The public was fascinated. If mineral water could heal your stomach, surely manufactured versions could do the same. American pharmacists started blending their carbonated water with herbs, sarsaparilla, fruit extracts, birch bark, and dandelion. Some of the earliest flavored sodas were root beer, ginger ale, and a combination of mineral water with lemon and honey. Sweetness often served a practical purpose: sugar masked the bitter taste of medicinal additives like quinine and iron.
Soda fountains spread rapidly. By 1836, New York City alone had more than 670 of them. These weren’t the ice cream parlors of mid-century nostalgia. They were pharmacy counters where druggists mixed carbonated water with increasingly adventurous ingredients, including strychnine, cannabis, morphine, and cocaine. Many customers believed a daily glass of boosted mineral water was the healthiest way to start the morning, and the stimulant effects kept them coming back.
Over time, the medicinal framing faded. Businesses leaned into flavor and sweetness, transforming pharmacy remedies into the recreational beverages we recognize today. The “soft” label carried over from this era, distinguishing these fizzy, non-alcoholic concoctions from the beer, wine, and spirits sold in saloons.

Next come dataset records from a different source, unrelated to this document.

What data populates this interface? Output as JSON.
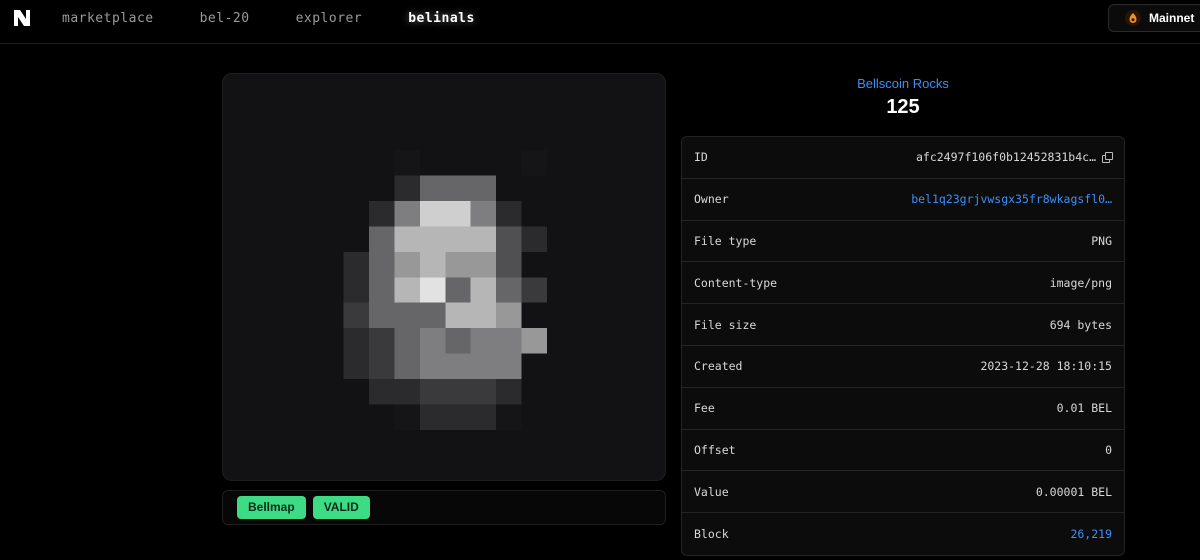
{
  "nav": {
    "items": [
      {
        "label": "marketplace",
        "active": false
      },
      {
        "label": "bel-20",
        "active": false
      },
      {
        "label": "explorer",
        "active": false
      },
      {
        "label": "belinals",
        "active": true
      }
    ],
    "network_label": "Mainnet",
    "network_icon": "bellscoin-icon"
  },
  "inscription": {
    "collection": "Bellscoin Rocks",
    "number": "125",
    "image_icon": "pixel-rock-image",
    "tags": [
      "Bellmap",
      "VALID"
    ],
    "details": [
      {
        "key": "ID",
        "value": "afc2497f106f0b12452831b4c…"
      },
      {
        "key": "Owner",
        "value": "bel1q23grjvwsgx35fr8wkagsfl0…"
      },
      {
        "key": "File type",
        "value": "PNG"
      },
      {
        "key": "Content-type",
        "value": "image/png"
      },
      {
        "key": "File size",
        "value": "694 bytes"
      },
      {
        "key": "Created",
        "value": "2023-12-28 18:10:15"
      },
      {
        "key": "Fee",
        "value": "0.01 BEL"
      },
      {
        "key": "Offset",
        "value": "0"
      },
      {
        "key": "Value",
        "value": "0.00001 BEL"
      },
      {
        "key": "Block",
        "value": "26,219"
      }
    ]
  },
  "colors": {
    "accent_link": "#3f8ef5",
    "tag_green": "#3ddc84",
    "background": "#000000"
  }
}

What Counts as a Soft Drink Today
The definition has grown fuzzier as the beverage market has expanded. In everyday conversation, most people use “soft drink” to mean a sweetened, carbonated beverage like cola or lemon-lime soda. But formally, the category is broader. Any non-alcoholic, commercially prepared drink can fall under the umbrella, including flavored waters, iced teas, sports drinks, and energy drinks.
Governments define the term according to their own needs, usually for taxation. The United Kingdom’s Soft Drinks Industry Levy, for example, taxes drinks in two tiers: one rate for beverages containing between 5 and 8 grams of sugar per 100 milliliters, and a higher rate for those with 8 grams or more. Pure fruit juices, milk-based drinks, and very small producers are exempt. The definition there is less about carbonation and more about added sugar in a non-alcoholic liquid.
Why Americans Can’t Agree on What to Call Them
Even though “soft drink” is the official industry term, almost nobody uses it in casual conversation. What you actually call these beverages depends heavily on where you grew up. The 2003 Harvard Dialect Survey mapped this divide across the United States and found stark regional patterns.
In the Northeast and parts of California and Florida, the generic word is “soda.” Across the Midwest and Pacific Northwest, people say “pop.” Throughout much of the South, any carbonated soft drink is a “coke,” regardless of brand. You might order a coke and then be asked what kind, answering Sprite or Dr Pepper without anyone finding that strange. These regional preferences run deep and tend to follow family lines as much as geography.
“Soft drink” itself lands in an odd middle ground. It sounds formal, almost clinical, like something you’d read on a menu or a government health report rather than something you’d say out loud at a barbecue. That formality is precisely why the industry liked it: neutral, clear, and free of regional baggage.
Why the Name Still Works
Despite all the changes in what these beverages contain, how they’re marketed, and what we actually call them at the register, the logic behind “soft drink” hasn’t shifted. It still means the same thing it meant in the 1800s: a drink without significant alcohol. The rise of zero-sugar sodas, sparkling waters, and kombucha (which can contain trace alcohol and still qualify as soft) hasn’t broken the framework. As long as there are hard drinks, there will be soft ones.